David Robinson, a professor of economics at Laurentian, argued the provincial government must spend more on all levels of education in order to prepare for an aging population.
"Spending on education, especially higher education improves the situation for current and future pensioners," Robinson said. "Spending on education now is essentially the same as investing in pension plans. When we invest in the education of youth, we are increasing human capital and then living off the return of that capital."
He said governments in Canada have "failed dismally" in recognizing the importance of spending more on education, and recommended the federal government play a lead role in funding universities and colleges.
"It would make a lot of sense for the federal government to invest in higher education by pay-ing all of students' costs in exchange for a small increase in income taxes. Why, after all, should Saskatchewan taxpayers pay for the education of students who move to Ontario and pay taxes to (Ontario Finance Minister) Jim Flaherty?"
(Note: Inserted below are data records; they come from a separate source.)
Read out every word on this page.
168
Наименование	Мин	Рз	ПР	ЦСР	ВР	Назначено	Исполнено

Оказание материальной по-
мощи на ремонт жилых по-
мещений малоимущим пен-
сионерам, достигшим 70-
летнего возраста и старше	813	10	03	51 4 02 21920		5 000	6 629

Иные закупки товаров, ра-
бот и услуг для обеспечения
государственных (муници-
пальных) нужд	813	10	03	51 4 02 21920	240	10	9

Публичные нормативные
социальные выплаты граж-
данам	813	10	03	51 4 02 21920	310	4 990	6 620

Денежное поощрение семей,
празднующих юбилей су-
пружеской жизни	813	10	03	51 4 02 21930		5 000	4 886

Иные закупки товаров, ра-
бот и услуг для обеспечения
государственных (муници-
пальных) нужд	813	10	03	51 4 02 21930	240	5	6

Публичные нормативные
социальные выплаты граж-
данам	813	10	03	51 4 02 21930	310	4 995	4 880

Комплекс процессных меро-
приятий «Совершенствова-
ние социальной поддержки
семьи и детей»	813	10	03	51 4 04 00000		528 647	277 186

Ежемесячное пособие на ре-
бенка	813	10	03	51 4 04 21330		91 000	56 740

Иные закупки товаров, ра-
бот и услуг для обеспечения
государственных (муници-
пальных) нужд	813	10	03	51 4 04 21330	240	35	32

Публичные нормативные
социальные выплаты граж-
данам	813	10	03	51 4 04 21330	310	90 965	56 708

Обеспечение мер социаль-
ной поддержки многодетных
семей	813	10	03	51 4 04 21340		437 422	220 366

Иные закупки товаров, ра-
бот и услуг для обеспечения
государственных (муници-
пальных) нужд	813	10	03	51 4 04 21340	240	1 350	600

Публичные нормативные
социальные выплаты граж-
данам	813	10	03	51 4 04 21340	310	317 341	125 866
Molly Hancock of the Committee to Remember Kimberly Rogers also appeared before the hearings to highlight the enormous hurdles that now face lower-income people who want a university or college education.
In an emotional presentation, Hancock told the story of Kimberly Rogers, a Sudbury woman on social assistance, who began attending Cambrian College in 1996 while receiving both student loans and social assistance, something the provincial government of Mike Harris made illegal the same year.
After graduating from Cambrian, Rogers was convicted of welfare fraud and sentenced to six months of house arrest. For the first three months of her arrest, she was denied income of any kind. Rogers and her unborn child died in her apartment in August 2001 during a severe heat wave.
"Kimberly paid a heavy price for trying to achieve a better future for herself and her child," Hancock said. "The regular increase in tuition fees is restricting post-secondary education to those who can draw on secure financial support from family. Is this the kind of society you and I want to live in? Education only for the privileged?"